Highlights of Noteworthy Decisions

Decision 381 20
E. Smith
  • Experience rating (NEER) (retroactive adjustment) (implementation of award)

Following a claim granted to a worker the employer requested SIEF which was denied on December 13, 2011. This relief was requested again on February 27, 2012, citing new medical reporting and grounds for relief. This request was denied on May 4, 2012. A request for reconsideration was denied on June 27, 2012. The denial of SIEF relief was not appealed at this time.

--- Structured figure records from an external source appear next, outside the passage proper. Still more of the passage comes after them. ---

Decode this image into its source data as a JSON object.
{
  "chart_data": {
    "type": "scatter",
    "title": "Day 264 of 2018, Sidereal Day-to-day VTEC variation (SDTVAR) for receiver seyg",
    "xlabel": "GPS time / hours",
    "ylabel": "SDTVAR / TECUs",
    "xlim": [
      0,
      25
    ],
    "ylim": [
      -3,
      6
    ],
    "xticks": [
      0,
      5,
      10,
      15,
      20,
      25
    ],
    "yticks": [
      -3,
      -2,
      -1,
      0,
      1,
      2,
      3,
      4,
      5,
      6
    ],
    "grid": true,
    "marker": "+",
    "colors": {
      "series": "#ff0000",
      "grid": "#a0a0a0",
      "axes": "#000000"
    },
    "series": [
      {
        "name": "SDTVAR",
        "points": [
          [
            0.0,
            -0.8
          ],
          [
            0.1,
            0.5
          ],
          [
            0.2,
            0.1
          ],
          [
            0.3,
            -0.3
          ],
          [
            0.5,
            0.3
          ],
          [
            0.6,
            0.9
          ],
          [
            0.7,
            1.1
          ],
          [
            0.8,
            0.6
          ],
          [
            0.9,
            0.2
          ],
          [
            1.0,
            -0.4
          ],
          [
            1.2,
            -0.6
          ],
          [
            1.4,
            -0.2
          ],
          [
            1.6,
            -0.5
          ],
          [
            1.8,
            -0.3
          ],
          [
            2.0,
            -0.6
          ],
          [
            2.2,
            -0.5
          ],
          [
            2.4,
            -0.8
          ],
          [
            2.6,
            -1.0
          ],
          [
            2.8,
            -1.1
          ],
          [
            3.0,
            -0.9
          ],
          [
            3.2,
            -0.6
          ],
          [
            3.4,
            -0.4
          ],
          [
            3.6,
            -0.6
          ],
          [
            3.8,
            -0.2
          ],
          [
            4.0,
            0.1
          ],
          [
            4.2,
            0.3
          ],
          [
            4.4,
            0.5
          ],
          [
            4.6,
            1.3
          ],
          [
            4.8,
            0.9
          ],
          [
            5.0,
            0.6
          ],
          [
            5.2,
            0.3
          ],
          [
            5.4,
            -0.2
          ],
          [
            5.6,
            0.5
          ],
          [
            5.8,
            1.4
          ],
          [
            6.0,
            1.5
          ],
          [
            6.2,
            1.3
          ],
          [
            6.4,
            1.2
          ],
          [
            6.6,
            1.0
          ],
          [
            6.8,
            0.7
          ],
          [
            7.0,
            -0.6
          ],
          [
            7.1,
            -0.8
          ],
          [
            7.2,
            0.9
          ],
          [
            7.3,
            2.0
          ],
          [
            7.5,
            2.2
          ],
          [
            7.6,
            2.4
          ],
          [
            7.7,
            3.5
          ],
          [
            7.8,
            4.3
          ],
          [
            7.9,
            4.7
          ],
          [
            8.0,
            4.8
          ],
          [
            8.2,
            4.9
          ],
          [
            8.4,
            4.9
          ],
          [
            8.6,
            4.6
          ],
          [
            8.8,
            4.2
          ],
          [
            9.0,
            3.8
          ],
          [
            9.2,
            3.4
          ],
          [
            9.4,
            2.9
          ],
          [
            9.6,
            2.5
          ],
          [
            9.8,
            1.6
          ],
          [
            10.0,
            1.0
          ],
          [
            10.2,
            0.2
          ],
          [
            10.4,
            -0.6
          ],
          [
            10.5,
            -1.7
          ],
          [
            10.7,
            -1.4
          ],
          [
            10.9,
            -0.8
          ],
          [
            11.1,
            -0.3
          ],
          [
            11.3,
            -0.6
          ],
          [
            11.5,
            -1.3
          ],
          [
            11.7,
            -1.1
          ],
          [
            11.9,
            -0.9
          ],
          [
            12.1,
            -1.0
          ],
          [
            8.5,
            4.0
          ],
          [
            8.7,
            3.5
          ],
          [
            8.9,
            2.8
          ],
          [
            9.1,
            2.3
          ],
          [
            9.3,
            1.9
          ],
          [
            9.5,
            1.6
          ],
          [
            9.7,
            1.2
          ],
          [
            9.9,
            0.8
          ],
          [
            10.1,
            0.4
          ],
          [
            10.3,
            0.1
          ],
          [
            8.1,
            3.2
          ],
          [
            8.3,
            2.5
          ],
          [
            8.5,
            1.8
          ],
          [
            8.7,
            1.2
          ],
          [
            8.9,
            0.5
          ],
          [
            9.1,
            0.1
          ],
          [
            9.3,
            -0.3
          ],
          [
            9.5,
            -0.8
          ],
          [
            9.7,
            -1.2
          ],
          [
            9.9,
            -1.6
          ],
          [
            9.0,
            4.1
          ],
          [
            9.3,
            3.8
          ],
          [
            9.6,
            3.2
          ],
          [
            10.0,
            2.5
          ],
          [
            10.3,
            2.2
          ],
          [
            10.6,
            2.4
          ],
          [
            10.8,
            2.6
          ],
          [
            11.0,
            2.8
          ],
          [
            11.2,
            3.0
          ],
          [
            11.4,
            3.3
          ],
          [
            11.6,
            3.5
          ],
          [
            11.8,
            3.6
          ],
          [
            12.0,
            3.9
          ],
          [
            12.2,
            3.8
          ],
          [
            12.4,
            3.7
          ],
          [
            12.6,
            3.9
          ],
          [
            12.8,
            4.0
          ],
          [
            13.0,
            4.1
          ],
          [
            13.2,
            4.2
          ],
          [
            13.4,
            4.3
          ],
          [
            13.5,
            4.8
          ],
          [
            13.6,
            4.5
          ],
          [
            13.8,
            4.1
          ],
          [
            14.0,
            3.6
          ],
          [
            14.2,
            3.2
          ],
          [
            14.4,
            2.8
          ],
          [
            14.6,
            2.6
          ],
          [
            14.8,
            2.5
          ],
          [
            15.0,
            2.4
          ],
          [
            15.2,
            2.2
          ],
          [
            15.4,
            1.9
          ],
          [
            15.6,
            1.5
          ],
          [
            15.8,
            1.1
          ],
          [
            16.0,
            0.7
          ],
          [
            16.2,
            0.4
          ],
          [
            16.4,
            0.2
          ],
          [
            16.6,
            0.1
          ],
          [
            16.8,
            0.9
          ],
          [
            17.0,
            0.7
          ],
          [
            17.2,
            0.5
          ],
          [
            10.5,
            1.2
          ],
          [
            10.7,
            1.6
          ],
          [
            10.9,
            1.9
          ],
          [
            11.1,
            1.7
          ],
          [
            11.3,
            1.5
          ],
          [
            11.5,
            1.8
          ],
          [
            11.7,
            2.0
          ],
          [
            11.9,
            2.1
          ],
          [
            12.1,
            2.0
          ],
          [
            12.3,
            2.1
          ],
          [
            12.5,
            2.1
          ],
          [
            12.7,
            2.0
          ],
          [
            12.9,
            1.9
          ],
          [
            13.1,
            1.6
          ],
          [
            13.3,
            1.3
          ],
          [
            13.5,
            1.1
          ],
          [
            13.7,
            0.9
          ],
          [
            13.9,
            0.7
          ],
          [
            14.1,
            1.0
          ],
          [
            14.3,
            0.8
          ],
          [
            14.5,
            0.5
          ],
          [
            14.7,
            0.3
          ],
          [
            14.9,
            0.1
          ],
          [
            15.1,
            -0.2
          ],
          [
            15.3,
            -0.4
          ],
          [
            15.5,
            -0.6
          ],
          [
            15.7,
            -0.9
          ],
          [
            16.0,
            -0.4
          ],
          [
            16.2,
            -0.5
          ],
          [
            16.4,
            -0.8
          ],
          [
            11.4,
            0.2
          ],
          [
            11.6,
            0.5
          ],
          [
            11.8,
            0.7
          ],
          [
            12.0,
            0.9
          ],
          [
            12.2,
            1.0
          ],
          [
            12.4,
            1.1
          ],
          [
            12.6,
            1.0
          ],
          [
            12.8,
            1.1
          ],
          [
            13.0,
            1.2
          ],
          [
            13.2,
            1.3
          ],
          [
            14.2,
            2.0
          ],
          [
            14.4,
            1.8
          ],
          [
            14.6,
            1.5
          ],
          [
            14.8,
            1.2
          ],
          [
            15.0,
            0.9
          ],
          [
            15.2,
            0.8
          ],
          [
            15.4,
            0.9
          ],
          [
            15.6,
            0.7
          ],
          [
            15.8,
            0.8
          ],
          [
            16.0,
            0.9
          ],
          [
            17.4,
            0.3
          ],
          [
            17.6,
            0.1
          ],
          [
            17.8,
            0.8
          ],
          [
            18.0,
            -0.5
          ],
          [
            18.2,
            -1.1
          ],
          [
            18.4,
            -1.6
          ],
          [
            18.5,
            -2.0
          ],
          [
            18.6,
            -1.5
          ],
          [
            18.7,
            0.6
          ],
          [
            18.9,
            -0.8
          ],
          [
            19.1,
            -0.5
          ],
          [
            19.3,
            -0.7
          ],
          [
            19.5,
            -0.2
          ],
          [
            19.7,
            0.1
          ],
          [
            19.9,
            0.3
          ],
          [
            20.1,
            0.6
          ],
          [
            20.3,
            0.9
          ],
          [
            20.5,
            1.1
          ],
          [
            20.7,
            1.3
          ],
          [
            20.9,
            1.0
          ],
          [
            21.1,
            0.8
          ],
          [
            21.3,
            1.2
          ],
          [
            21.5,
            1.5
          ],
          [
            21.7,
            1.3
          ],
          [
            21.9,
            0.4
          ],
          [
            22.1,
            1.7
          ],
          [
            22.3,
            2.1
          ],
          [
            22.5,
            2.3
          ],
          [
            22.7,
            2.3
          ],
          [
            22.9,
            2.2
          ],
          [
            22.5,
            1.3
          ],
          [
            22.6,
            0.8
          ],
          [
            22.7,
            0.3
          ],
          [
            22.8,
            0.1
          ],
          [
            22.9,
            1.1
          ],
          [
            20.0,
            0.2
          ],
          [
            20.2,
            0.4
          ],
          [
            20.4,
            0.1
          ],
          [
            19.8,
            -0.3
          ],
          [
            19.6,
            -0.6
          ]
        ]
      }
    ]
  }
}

The NEER window for adjustments to the 2012 NEER assessment closed on September 30, 2015. On the date that the NEER window closed, on September 30, 2015, the employer again sought reconsideration of the prior SIEF decision. The request was for the operating branch to reconsider the prior denial. This request was denied on October 5, 2015.
The employer appealed on February 3, 2016, and in decision dated April 11, 2016, was granted SIEF relief. This was six months and 11 days after the NEER window closed.
The employer then applied for a retroactive adjustment to its 2012 NEER assessment, which was denied because the ARO decision was made after the September 30, 2015 closure of the NEER window.
The representative appeals for a retroactive adjustment of its 2012 NEER account, submitting exceptional circumstances.
The Vice-Chair considered Decision No. 2113/15R2, noting that it appeared to accept that the lack of time limits prior to 1998 supported the view that the policy's time limits on NEER adjustments were not beyond the authority of the Board, subject to exceptional circumstances and the principles of due diligence. A different view of the legislation in that time period would have led to the possibility of NEER adjustments 10 or 20 or 40 years after the usual closure date, which might have been impracticable.
The Vice-Chair was of the view that the introduction of a statutory time limit to appeal changed the practical implications of the retroactive NEER policy because of the extent to which the otherwise open-ended appeal rights became more limited. The introduction of time limits into the Act did not directly address the substantive nature of an appeal process.
Therefore, if the statutory right to appeal includes an implicit right to have the Board implement the Tribunal decision, without limitation, that entitlement to receive the benefit of the award must be understood to have existed under the pre-1997 Act as well as under the WSIA. Consequently, Decision No. 2113/15R2 is best read as implicitly overruling the prior Tribunal decisions such as Decisions No. 591/94 and 1085/98.
Having considered how the principles of Decision No. 2113/15R2 and the NEER process applied to this case, the Vice-Chair noted that the appeal before her was distinguishable from the facts of Decision No. 2113/15R2 because the employer did not appeal the SIEF decision of the Board until after the NEER window had already closed.
The Vice-Chair found however that exceptional circumstance existed in this case.
The first relevant fact was that the employer made a request for reconsideration of the Board's prior denial of SIEF on the day that the NEER window closed, on September 30, 2015. Therefore, the effects of any lack of due diligence prior to that date were appropriately waived with respect to the application of the NEER policy.
With respect to the time period for the processing of the appeal after the request was received by the Board on September 30, 2015, the entire time was due to adjudicative delay.
The Vice-Chair agreed with Decision No. 2113/15R2 that, given the legislative time limit, the test of due diligence generally did not require more of an employer than to meet the six-month deadline, in this respect. There may be circumstances involving lengthy or unexplained delay by a party during an appeal process, requiring those facts to be addressed, but such facts were not before the Vice-Chair in this appeal. The full time period of the delay after the 2015 request for reconsideration was not long in this case.
The employer was granted the retroactive adjustment to its NEER account.